Und dann gibt es da noch die Menschen, die dem Satireblatt eine Mitschuld an dem Attentat geben. Vor 3 Jahren hatte der Chefredakteur gesagt: “Wir loten Grenzen aus und überschreiten sie.” Wer das tut, sagen einige Leute, der muss auch mit der Reaktion der Gegenseite rechnen. Das ist zynisch. Selbst wenn die Satire keine Satire, sondern Beleidigung und Volksverhetzung wäre, wird ein Terroranschlag dadurch nicht gerechtfertigt, solange es eine funktionierende statliche Ordnung gibt, die recht- und gesetzmäßig eingreifen kann. Aber hier handelt es sich, bei allem was ich weiß, immer noch um Satire. Vielleicht ist sie geschmacklos, in keinem Falle ist sie politisch korrekt, was Satire an sich auch nicht sein kann, und sie tut bestimmt so manchem Gläubigen weh, was durchaus auch mal der Sinn der Sache sein dürfte. Satire geht ihrer Natur gemäß über Grenzen. Auch das kann eine Meinung sein. Die Grenze zur Herabwürdigung Anderer mag manchmal schwer zu ziehen sein, sie muss im Einzelfall gefunden werden. Wer Satire macht, macht sich jedoch keinesfalls eines Verbrechens schuldig, und schon gar nicht entsteht daraus das Recht auf eine Mordtat, auch nicht bei einem Angriff auf die persönliche Ehre.

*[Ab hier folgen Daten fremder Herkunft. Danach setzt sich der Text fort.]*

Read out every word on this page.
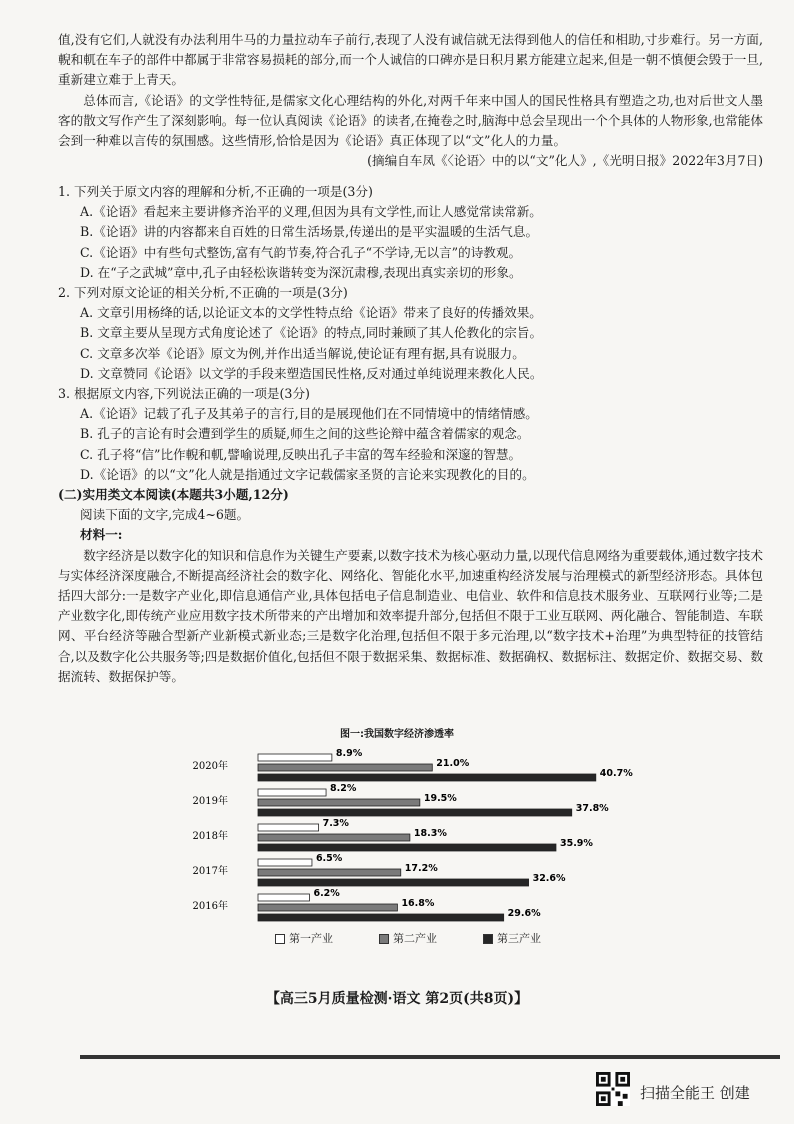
值,没有它们,人就没有办法利用牛马的力量拉动车子前行,表现了人没有诚信就无法得到他人的信任和相助,寸步难行。另一方面,輗和軏在车子的部件中都属于非常容易损耗的部分,而一个人诚信的口碑亦是日积月累方能建立起来,但是一朝不慎便会毁于一旦,重新建立难于上青天。

总体而言,《论语》的文学性特征,是儒家文化心理结构的外化,对两千年来中国人的国民性格具有塑造之功,也对后世文人墨客的散文写作产生了深刻影响。每一位认真阅读《论语》的读者,在掩卷之时,脑海中总会呈现出一个个具体的人物形象,也常能体会到一种难以言传的氛围感。这些情形,恰恰是因为《论语》真正体现了以“文”化人的力量。

(摘编自车凤《〈论语〉中的以“文”化人》,《光明日报》2022年3月7日)

1. 下列关于原文内容的理解和分析,不正确的一项是(3分)

A.《论语》看起来主要讲修齐治平的义理,但因为具有文学性,而让人感觉常读常新。

B.《论语》讲的内容都来自百姓的日常生活场景,传递出的是平实温暖的生活气息。

C.《论语》中有些句式整饬,富有气韵节奏,符合孔子“不学诗,无以言”的诗教观。

D. 在“子之武城”章中,孔子由轻松诙谐转变为深沉肃穆,表现出真实亲切的形象。

2. 下列对原文论证的相关分析,不正确的一项是(3分)

A. 文章引用杨绛的话,以论证文本的文学性特点给《论语》带来了良好的传播效果。

B. 文章主要从呈现方式角度论述了《论语》的特点,同时兼顾了其人伦教化的宗旨。

C. 文章多次举《论语》原文为例,并作出适当解说,使论证有理有据,具有说服力。

D. 文章赞同《论语》以文学的手段来塑造国民性格,反对通过单纯说理来教化人民。

3. 根据原文内容,下列说法正确的一项是(3分)

A.《论语》记载了孔子及其弟子的言行,目的是展现他们在不同情境中的情绪情感。

B. 孔子的言论有时会遭到学生的质疑,师生之间的这些论辩中蕴含着儒家的观念。

C. 孔子将“信”比作輗和軏,譬喻说理,反映出孔子丰富的驾车经验和深邃的智慧。

D.《论语》的以“文”化人就是指通过文字记载儒家圣贤的言论来实现教化的目的。

(二)实用类文本阅读(本题共3小题,12分)

阅读下面的文字,完成4~6题。

材料一:

数字经济是以数字化的知识和信息作为关键生产要素,以数字技术为核心驱动力量,以现代信息网络为重要载体,通过数字技术与实体经济深度融合,不断提高经济社会的数字化、网络化、智能化水平,加速重构经济发展与治理模式的新型经济形态。具体包括四大部分:一是数字产业化,即信息通信产业,具体包括电子信息制造业、电信业、软件和信息技术服务业、互联网行业等;二是产业数字化,即传统产业应用数字技术所带来的产出增加和效率提升部分,包括但不限于工业互联网、两化融合、智能制造、车联网、平台经济等融合型新产业新模式新业态;三是数字化治理,包括但不限于多元治理,以“数字技术+治理”为典型特征的技管结合,以及数字化公共服务等;四是数据价值化,包括但不限于数据采集、数据标准、数据确权、数据标注、数据定价、数据交易、数据流转、数据保护等。

图一:我国数字经济渗透率
2020年
8.9%
21.0%
40.7%
2019年
8.2%
19.5%
37.8%
2018年
7.3%
18.3%
35.9%
2017年
6.5%
17.2%
32.6%
2016年
6.2%
16.8%
29.6%
第一产业	第二产业	第三产业
【高三5月质量检测·语文 第2页(共8页)】
扫描全能王 创建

Und wenn ich all das bedacht habe, dann bleibe ich mit Traurigkeit, Resignation und Ratlosigkeit zurück. Traurigkeit über die Toten und die Trauernden, Resignation, weil die Welt um keinen Deut besser wird, und Ratlosigkeit, weil ich nun immer noch nicht weiß, wer der Bösewicht war. Nur eins ist klar: Neben den Toten und den Familien sind auch die Menschenrechte Opfer.